Because of heavy regulation and cost to build new nuclear facilities in the U.S., there just aren't many U.S. players in the nuclear utility space.
The Uranium Miners
There are more investing options with the uranium miners and for this I'd like to refer you to two excellent articles on the uranium mining industry written by James Finch of StockInterview: Why the U.S. Needs a Nuclear Renaissance & of Uranium Stocks, Smaller May Be Better.
The big gorilla of uranium miners is Cameco (NYSE:CCJ) which has seen its stock price weighted down recently after flooding at Cigar Lake, a major mining facility. If you're looking for the biggest, least speculative play, the stock may soon off a decent entry point. A quick technical analysis of the chart indicates it will probably spend more time going sideways and possibly even retest the November lows around 31. If it hits that level, I'm backing up the truck for the long haul.
From a technical standpoint, Energy Metals (EMU) and USEC Inc. (USU) currently offer the best profit potential over the next several weeks.
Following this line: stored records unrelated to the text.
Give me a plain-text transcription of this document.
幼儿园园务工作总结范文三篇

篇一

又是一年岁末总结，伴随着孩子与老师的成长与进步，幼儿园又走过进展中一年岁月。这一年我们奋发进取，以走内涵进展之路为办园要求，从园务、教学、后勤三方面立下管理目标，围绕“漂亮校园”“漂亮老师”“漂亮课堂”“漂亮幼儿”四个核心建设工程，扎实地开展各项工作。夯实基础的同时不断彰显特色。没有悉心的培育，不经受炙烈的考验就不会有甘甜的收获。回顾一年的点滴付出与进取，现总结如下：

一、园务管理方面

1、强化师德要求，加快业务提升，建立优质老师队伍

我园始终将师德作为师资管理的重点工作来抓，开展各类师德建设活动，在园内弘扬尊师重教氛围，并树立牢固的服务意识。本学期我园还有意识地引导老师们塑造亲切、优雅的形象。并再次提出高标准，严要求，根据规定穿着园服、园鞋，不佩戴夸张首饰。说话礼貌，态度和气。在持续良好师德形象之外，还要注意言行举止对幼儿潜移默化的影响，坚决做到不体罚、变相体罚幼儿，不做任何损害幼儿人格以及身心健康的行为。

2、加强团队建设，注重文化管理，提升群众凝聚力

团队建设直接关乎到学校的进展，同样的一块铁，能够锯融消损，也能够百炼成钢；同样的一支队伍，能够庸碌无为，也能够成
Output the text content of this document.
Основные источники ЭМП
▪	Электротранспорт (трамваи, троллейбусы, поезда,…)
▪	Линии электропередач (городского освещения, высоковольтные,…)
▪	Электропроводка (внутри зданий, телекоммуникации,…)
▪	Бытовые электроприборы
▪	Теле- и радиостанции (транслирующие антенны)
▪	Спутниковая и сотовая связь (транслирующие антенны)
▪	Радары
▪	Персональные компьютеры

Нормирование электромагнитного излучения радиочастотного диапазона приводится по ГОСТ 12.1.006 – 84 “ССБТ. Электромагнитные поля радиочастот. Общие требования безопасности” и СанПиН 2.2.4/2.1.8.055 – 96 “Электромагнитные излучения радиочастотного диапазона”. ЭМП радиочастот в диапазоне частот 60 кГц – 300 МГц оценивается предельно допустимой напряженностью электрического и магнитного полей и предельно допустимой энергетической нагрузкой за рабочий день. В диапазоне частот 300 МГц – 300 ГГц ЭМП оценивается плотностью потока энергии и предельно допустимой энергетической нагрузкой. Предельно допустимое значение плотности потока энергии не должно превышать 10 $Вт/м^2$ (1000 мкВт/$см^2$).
Others to consider are Fronteer Development (FRG) and Uranerz Energy (NYSEMKT:URZ).
If you're willing to play the Toronto Stock Exchange, there are many more opportunities but depending on your broker, you'll most likely pay much higher commission fees. Another thought would be to play the ETF's of the two big mining economies - Canada and Australia, but both the iShares Canada (NYSEARCA:EWC) and iShares Australia (NYSEARCA:EWA) are concentrated in financials. Although uranium mining is currently a small chunk of their business now, big Australian miner BHP Billiton (NYSE:BHP) should generate a larger portion of their revenue from uranium mining in the next few years as India, China and Russia continue to move towards cleaner energy solutions. An interesting fact: Australia doesn't currently use an nuclear power of its own!